Uma virada rápida, uma pirueta brusca.

“De novo.”

O metal quente da arma nos dedos, a textura da pólvora na mão. O coração de Wanda queria rasgar um caminho para fora do tórax, mas seus olhos permaneciam selados como se tampados por cera. Ela via e ouvia pelos olhos de outra pessoa, de uma menina ruiva e com os músculos cansados.

“Você é feita de mármore.”

O pescoço dela se alongou, um cisne de tão elegante, mas doía a ponto de as pontas dos dedos insistirem em tremer mesmo que sua postura fosse tão delicada e bem treinada. A coluna estralou, ela sentiu ao movimento das costelas por debaixo da pele.

As batidas doces, tão doces e gentis da canção faziam os ouvidos sangrarem. Só os acordes do piano eram capazes de fazer seu corpo verter em agonia.

“Eu não tenho lugar nesse mundo.”

Wanda sabia o que era aquilo. Sabia quem estava dançando. Sabia que depois essa adolescente de rosto sereno e franja inocente teria armas na mão e sangue respingado nas roupas. Sabia que ela não sentia e não podia se deixar sentir.

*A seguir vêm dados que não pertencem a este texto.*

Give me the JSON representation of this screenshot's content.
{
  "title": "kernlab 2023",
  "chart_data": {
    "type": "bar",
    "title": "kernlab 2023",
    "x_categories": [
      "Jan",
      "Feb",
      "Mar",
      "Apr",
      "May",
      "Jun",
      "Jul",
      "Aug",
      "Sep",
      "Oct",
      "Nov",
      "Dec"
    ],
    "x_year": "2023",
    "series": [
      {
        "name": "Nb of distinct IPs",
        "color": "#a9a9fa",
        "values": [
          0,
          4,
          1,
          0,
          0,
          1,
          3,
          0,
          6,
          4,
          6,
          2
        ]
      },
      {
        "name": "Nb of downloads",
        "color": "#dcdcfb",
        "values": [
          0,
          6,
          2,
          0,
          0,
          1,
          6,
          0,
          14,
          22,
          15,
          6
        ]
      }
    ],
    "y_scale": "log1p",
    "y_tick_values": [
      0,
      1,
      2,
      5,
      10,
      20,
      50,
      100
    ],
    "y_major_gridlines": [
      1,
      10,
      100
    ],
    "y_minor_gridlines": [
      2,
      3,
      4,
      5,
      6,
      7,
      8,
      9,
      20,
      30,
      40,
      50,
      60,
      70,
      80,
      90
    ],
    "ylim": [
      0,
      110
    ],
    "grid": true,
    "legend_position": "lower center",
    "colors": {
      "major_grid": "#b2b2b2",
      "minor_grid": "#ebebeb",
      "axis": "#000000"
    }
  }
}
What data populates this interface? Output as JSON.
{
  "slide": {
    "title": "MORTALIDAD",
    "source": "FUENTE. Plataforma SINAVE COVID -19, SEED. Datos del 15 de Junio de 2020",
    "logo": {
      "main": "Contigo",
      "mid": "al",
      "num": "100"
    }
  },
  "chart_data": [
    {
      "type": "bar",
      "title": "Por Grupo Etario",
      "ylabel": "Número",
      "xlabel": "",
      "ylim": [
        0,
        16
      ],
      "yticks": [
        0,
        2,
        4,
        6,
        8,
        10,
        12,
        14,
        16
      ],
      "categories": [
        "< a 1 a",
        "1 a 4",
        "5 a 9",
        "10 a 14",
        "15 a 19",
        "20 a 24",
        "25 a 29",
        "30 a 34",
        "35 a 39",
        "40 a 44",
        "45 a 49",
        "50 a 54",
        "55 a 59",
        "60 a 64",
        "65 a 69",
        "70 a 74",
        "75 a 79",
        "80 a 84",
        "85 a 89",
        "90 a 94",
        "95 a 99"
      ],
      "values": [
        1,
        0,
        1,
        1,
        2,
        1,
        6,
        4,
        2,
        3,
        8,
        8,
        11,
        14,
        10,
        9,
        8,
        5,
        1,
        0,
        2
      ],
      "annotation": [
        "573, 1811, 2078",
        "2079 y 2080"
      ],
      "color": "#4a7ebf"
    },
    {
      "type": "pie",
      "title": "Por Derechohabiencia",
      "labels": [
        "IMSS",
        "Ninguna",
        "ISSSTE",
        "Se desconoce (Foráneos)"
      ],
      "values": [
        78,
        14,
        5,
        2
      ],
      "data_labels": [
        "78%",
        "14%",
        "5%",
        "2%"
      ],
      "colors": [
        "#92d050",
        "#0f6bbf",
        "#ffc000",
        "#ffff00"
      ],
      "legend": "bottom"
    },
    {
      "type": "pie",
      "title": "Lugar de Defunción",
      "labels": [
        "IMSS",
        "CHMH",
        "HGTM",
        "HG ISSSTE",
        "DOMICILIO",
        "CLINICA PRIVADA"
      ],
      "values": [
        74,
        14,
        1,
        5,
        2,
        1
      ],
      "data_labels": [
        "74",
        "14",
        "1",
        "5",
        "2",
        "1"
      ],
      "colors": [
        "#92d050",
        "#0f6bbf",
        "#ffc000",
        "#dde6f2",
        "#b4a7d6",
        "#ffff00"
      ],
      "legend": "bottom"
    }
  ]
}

Uma pena que um nome escapou de seus lábios, naquela sua voz tão adoravelmente rouca:

“Yelena.”

 

A Feiticeira Escarlate levantou seu tronco da cama antes mesmo de abrir as pálpebras, ainda a tempo de assistir a queda da miríade de objetos suspensos no ar por seu poder rubro. Livros, cadeira, abajur, até uma garrafa d’água foi ao chão com um estrondo terrível, um estrondo, porém, que ela não pôde escutar.
A canção ainda lhe enchia os tímpanos, dando voltas e mais voltas em sua cabeça. Antes ela gostava da música, pois lembrava-lhe o final do ano e a neve, os momentos alegres que ainda tinha antes dos dez anos de idade. Então ela tocou a mente de Natasha Romanoff e viu o Salão Vermelho.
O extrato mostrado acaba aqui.